Kaj_Sotala comments on Work harder on tabooing “Friendly AI”

Kaj_Sotala 21 May 2012 10:47 UTC
4 points
Yeah, the terminology doesn’t seem to be consistently used. On one hand, Eliezer seems to use it as a general term for “safe” AI:

Creating Friendly AI, 2001: The term “Friendly AI” refers to the production of human-benefiting, non-human-harming actions in Artificial Intelligence systems that have advanced to the point of making real-world plans in pursuit of goals.

Artificial Intelligence as a Positive and Negative Factor in Global Risk, 2006/2008 It would be a very good thing if humanity knew how to choose into existence a powerful optimization process with a particular target. Or in more colloquial terms, it would be nice if we knew how to build a nice AI.

To describe the field of knowledge needed to address that challenge, I have proposed the term “Friendly AI”. In addition to referring to a body of technique, “Friendly AI” might also refer to the product of technique—an AI created with specified motivations. When I use the term Friendly in either sense, I capitalize it to avoid confusion with the intuitive sense of “friendly”.

Complex Value Systems are Required to Realize Valuable Futures, 2011: A common reaction to first encountering the problem statement of Friendly AI (“Ensure that the creation of a generally intelligent, self-improving, eventually superintelligent system realizes a positive outcome”)...

On the other hand, some authors seem to use “Friendly AI” as a more specific term to refer to a particular kind of AI design proposed by Eliezer. For instance,

Ben Goertzel, Thoughts on AI Morality, 2002: Eliezer Yudkowsky has recently put forth a fairly detailed theory of what he calls “Friendly AI,” which is one particular approach to instilling AGI’s with morality (Yudkowsky, 2001a). The ideas presented here, in this (much briefer) essay, are rather different from Yudkowsky’s, but they are aiming at roughly the same goal.

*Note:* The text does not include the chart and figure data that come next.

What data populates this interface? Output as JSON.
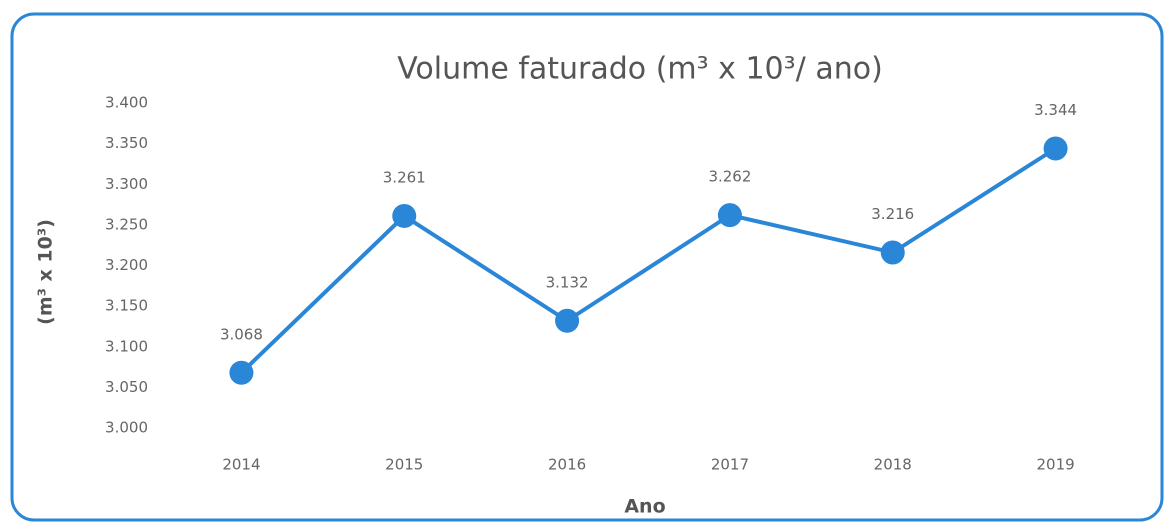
{
  "chart_data": {
    "type": "line",
    "title": "Volume faturado (m³ x 10³/ ano)",
    "y_label": "(m³ x 10³)",
    "x_label": "Ano",
    "categories": [
      "2014",
      "2015",
      "2016",
      "2017",
      "2018",
      "2019"
    ],
    "values": [
      3068,
      3261,
      3132,
      3262,
      3216,
      3344
    ],
    "value_labels": [
      "3.068",
      "3.261",
      "3.132",
      "3.262",
      "3.216",
      "3.344"
    ],
    "color": "#2a86d6",
    "ylim": [
      3000,
      3400
    ],
    "yticks": [
      {
        "value": 3000,
        "label": "3.000"
      },
      {
        "value": 3050,
        "label": "3.050"
      },
      {
        "value": 3100,
        "label": "3.100"
      },
      {
        "value": 3150,
        "label": "3.150"
      },
      {
        "value": 3200,
        "label": "3.200"
      },
      {
        "value": 3250,
        "label": "3.250"
      },
      {
        "value": 3300,
        "label": "3.300"
      },
      {
        "value": 3350,
        "label": "3.350"
      },
      {
        "value": 3400,
        "label": "3.400"
      }
    ],
    "grid": false
  }
}
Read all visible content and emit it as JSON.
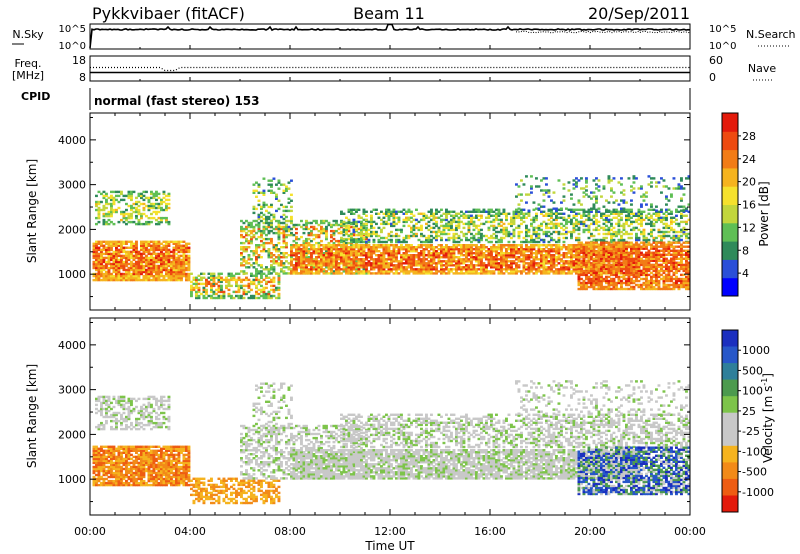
{
  "header": {
    "station": "Pykkvibaer (fitACF)",
    "beam": "Beam 11",
    "date": "20/Sep/2011"
  },
  "nsky_panel": {
    "left_label": "N.Sky",
    "right_label": "N.Search",
    "left_ticks": [
      "10^5",
      "10^0"
    ],
    "right_ticks": [
      "10^5",
      "10^0"
    ]
  },
  "freq_panel": {
    "left_label_1": "Freq.",
    "left_label_2": "[MHz]",
    "left_ticks": [
      "18",
      "8"
    ],
    "right_ticks": [
      "60",
      "0"
    ],
    "right_label": "Nave"
  },
  "cpid": {
    "label": "CPID",
    "mode_text": "normal (fast stereo) 153"
  },
  "chart_data": [
    {
      "type": "heatmap",
      "name": "power",
      "ylabel": "Slant Range [km]",
      "ylim": [
        200,
        4600
      ],
      "yticks": [
        1000,
        2000,
        3000,
        4000
      ],
      "xlim_hours": [
        0,
        24
      ],
      "colorbar": {
        "label": "Power [dB]",
        "range": [
          0,
          32
        ],
        "ticks": [
          "4",
          "8",
          "12",
          "16",
          "20",
          "24",
          "28"
        ],
        "colors": [
          "#0000ff",
          "#2a4fd8",
          "#2f8a5a",
          "#5fbf55",
          "#c2d63c",
          "#f5e12d",
          "#f5b31e",
          "#f27c16",
          "#ee4a10",
          "#e31a0b"
        ]
      }
    },
    {
      "type": "heatmap",
      "name": "velocity",
      "ylabel": "Slant Range [km]",
      "ylim": [
        200,
        4600
      ],
      "yticks": [
        1000,
        2000,
        3000,
        4000
      ],
      "xlim_hours": [
        0,
        24
      ],
      "colorbar": {
        "label": "Velocity [m s",
        "label_sup": "-1",
        "label_close": "]",
        "ticks": [
          "1000",
          "500",
          "100",
          "25",
          "-25",
          "-100",
          "-500",
          "-1000"
        ],
        "colors": [
          "#1b2fbf",
          "#2757c9",
          "#2e7f9a",
          "#4c9a4e",
          "#7dc44a",
          "#c8c8c8",
          "#c8c8c8",
          "#f5b31e",
          "#f28a18",
          "#ee5c12",
          "#e31a0b"
        ]
      }
    }
  ],
  "x_axis": {
    "label": "Time UT",
    "ticks": [
      "00:00",
      "04:00",
      "08:00",
      "12:00",
      "16:00",
      "20:00",
      "00:00"
    ]
  }
}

Ben Goertzel, Apparent Limitations on the “AI Friendliness” and Related Concepts Imposed By the Complexity of the World, 2006: Eliezer Yudkowsky, in his various online writings (see links at www.singinst.org), has introduced the term “Friendly AI” to refer to powerful AI’s that are beneficent rather than malevolent or indifferent to humans.1 On the other hand, in my prior writings (see the book The Path to Posthumanity that I coauthored with Stephan Vladimir Bugaj; and my earlier online essay “Encouraging a Positive Transcension”), I have suggested an alternate approach in which much more abstract properties like “compassion”, “growth” and “choice” are used as objectives to guide the long-term evolution and behavior of AI systems. [...]

My general feeling, related here in the context of some specific arguments, is not that Friendly AI is a bad thing to pursue in any moral sense, but rather that it is very likely to be unachievable for basic conceptual reasons.

Mark Waser, Rational Universal Benevolence: Simpler, Safer, and Wiser than “Friendly AI”, 2011: Insanity is doing the same thing over and over and expecting a different result. “Friendly AI” (FAI) meets these criteria on four separate counts by expecting a good result after: 1) it not only puts all of humanity’s eggs into one basket but relies upon a totally new and untested basket, 2) it allows fear to dictate our lives, 3) it divides the universe into us vs. them, and finally 4) it rejects the value of diversity. In addition, FAI goal initialization relies on being able to correctly calculate a “Coherent Extrapolated Volition of Humanity” (CEV) via some as-yet-undiscovered algorithm. Rational Universal Benevolence (RUB) is based upon established game theory and evolutionary ethics and is simple, safe, stable, self-correcting, and sensitive to current human thinking, intuitions, and feelings. Which strategy would you prefer to rest the fate of humanity upon?